Of all the lists I combed through on Pinterest before having miss Isabelle, none of them covered a few key things I have now learned and wish I had known ahead of time:
1. Your emotions starting on day three or four after delivery are going to be out of control. It's normal, and it will get better soon. While I knew my hormones would be all over the place after delivery, I wasn't prepared for the total crash a few days after coming home from the hospital. While I was in the hospital after having Isabelle, I was riding the high that came with delivery. Once we were home, a new reality set in. I cried at the drop of a hat over absolutely nothing, or sometimes it was actually over something. I was a mess, and poor Andrew had to pick up the pieces more than a few times. One late night feeding I looked down at our new little bundle and broke down at the thought of sending her off to daycare in six weeks, which is something I never thought I would struggle with. That's only the tip of the iceberg on things that caused me to cry that first week after delivery.
2. It's OK if breastfeeding doesn't come naturally and you and/or baby struggle with it. In all my reading before delivery, I had created a perfect image in my head of our little bundle arriving and instantly having an amazing latch and getting all the nourishment she needed from me. What I wasn't prepared for was the possibility of supply issues, soreness, issues with latching, or the total dependency breastfeeding creates. We were sent home from the hospital with some samples of supplementation formula. While I had every intention of exclusively breastfeeding our beautiful bundle, I wasn't prepared for the potential of not being able to keep up with her needs. On our second night home as she was screaming, seemingly out of hunger, we caved and broke out a bottle of formula. After scarfing down two ounces of formula, our bundle passed out. I spent the next several days hating myself for giving in and giving her formula. I'm not sure how many times it took Andrew telling me that it was OK and I wasn't a bad mom before I actually believed him. Luckily, my supply has picked up with the help of some herbal supplements, tea, lactation cookies, oatmeal.... breastfeeding is a job, and I'm still trying to iron out the details of my new job. For now, we have struck a balance between breastfeeding and supplementing with formula.
3. Babies don't sleep through the night right away. Sleeping still isn't something we have mastered just yet. Someone doesn't like "bedtime". Most nights, it is a two to three hour process to get her down for the night. I realize, she is only two weeks old and this will come with time. This sleep deprived mama hopes this fight will only be for a few more weeks. Luckily, she is good about waking up every three hours to eat. It was only a few nights ago that I stopped setting an alarm to wake her up. I finally realized after two weeks that she wakes up to eat every three hours like clock work. The nights I was setting an alarm, she was waking up ten minutes before my alarm went off. The first night I didn't set an alarm, I was worried sick she wouldn't wake up to eat. Luckily, I can add that to the list of silly things to worry about as a parent since she woke up every three hours like a champ. Feedings have become a little more efficient now too, so when we do wake up it isn't for two or three hours at a time. Someone also should have told me that the first and second night home are likely going to be the worst, because they were. I was up for a four hour stretch with her our first night home because she woke up every time I would try to put her back down in her bassinet.

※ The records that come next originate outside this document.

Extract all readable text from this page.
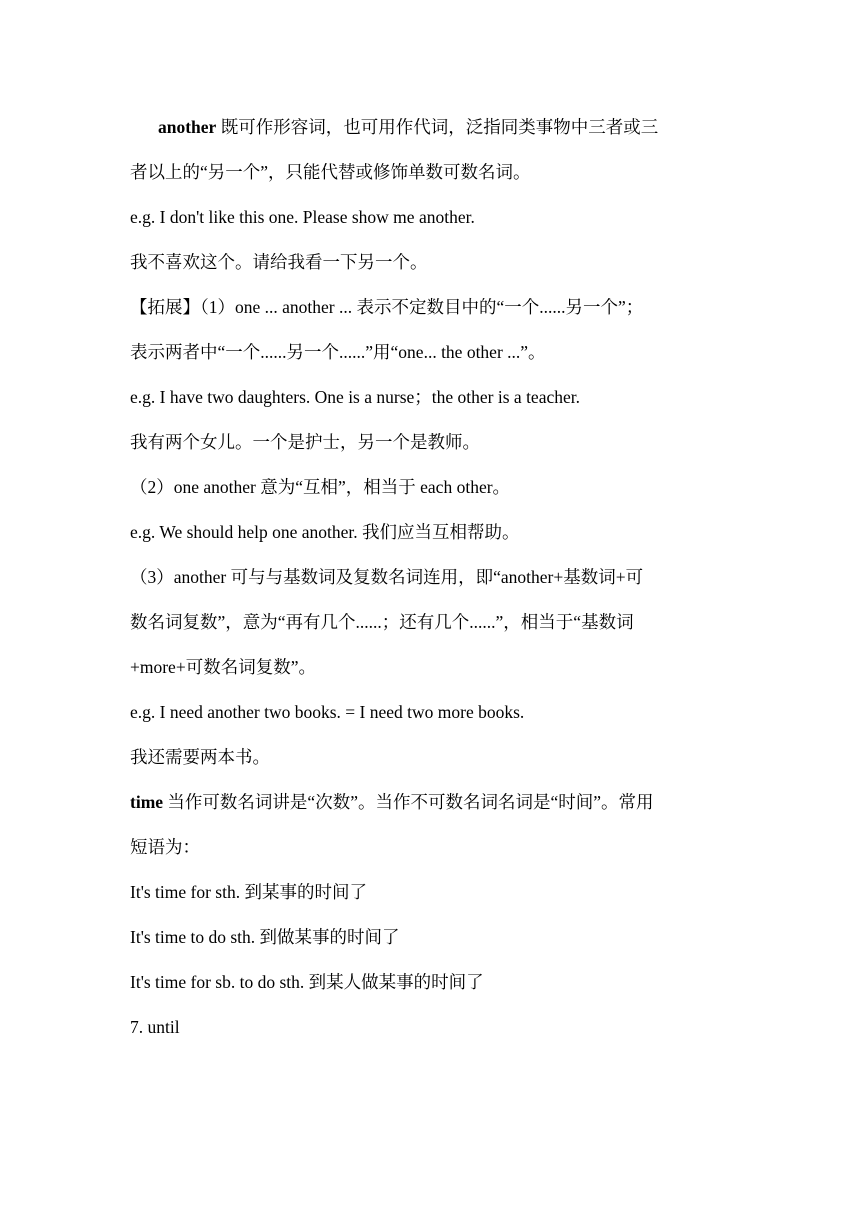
another 既可作形容词，也可用作代词，泛指同类事物中三者或三
者以上的“另一个”，只能代替或修饰单数可数名词。
e.g. I don't like this one. Please show me another.
我不喜欢这个。请给我看一下另一个。
【拓展】（1）one ... another ... 表示不定数目中的“一个......另一个”；
表示两者中“一个......另一个......”用“one... the other ...”。
e.g. I have two daughters. One is a nurse；the other is a teacher.
我有两个女儿。一个是护士，另一个是教师。
（2）one another 意为“互相”，相当于 each other。
e.g. We should help one another. 我们应当互相帮助。
（3）another 可与与基数词及复数名词连用，即“another+基数词+可
数名词复数”，意为“再有几个......；还有几个......”，相当于“基数词
+more+可数名词复数”。
e.g. I need another two books. = I need two more books.
我还需要两本书。
time 当作可数名词讲是“次数”。当作不可数名词名词是“时间”。常用
短语为：
It's time for sth. 到某事的时间了
It's time to do sth. 到做某事的时间了
It's time for sb. to do sth. 到某人做某事的时间了
7. until
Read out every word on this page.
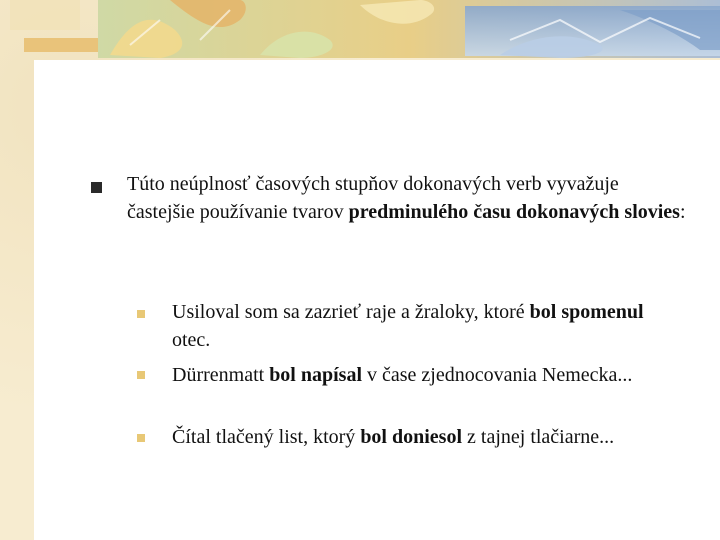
Túto neúplnosť časových stupňov dokonavých verb vyvažuje častejšie používanie tvarov predminulého času dokonavých slovies:
Usiloval som sa zazrieť raje a žraloky, ktoré bol spomenul otec.
Dürrenmatt bol napísal v čase zjednocovania Nemecka...
Čítal tlačený list, ktorý bol doniesol z tajnej tlačiarne...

4. Take care of yourself. People told me this before I delivered. The nurses and midwives told me this after I delivered. It's true that you are no good to anyone if you don't take care of yourself. Ask for help. I hate asking for help, it literally pains me when I can't do things for myself. However, I knew I needed to be able to let others help me for a few weeks while my body was recovering. Things are sore after delivery. I can't spring up of the couch like I used to. I get tired walking the dogs down to the corner and back. I have to take a break after folding a load of laundry. At the end of each day, I have to remind myself this is all OK. After a week and a half of no driving and being stuck in the house, I asked Andrew to watch Izzy while I ran to Target. It did a world of good for me to get out of the house even if it was for thirty minutes. Something about taking a shower, putting on normal underwear rather than the mesh underwear they send you home from the hospital in (don't get me wrong, those things are a total God send), driving, and taking in my first sips of Starbucks espresso in nine months made me feel like a normal human again for a few minutes. This week, Andrew watched Izzy again for a couple of hours while I went to dinner with my work team. I know it's these small outings that are going to keep me on track. I love being a mommy to our little girl, and I love the time I spend with her. However, I also know I cannot forget about myself either. I'm eternally grateful for a husband who understands and supports me in my effort to balance being a new mommy with still being me.
Mommy's first outing post baby - still looking about three months
pregnant, but I'm ok with that right now.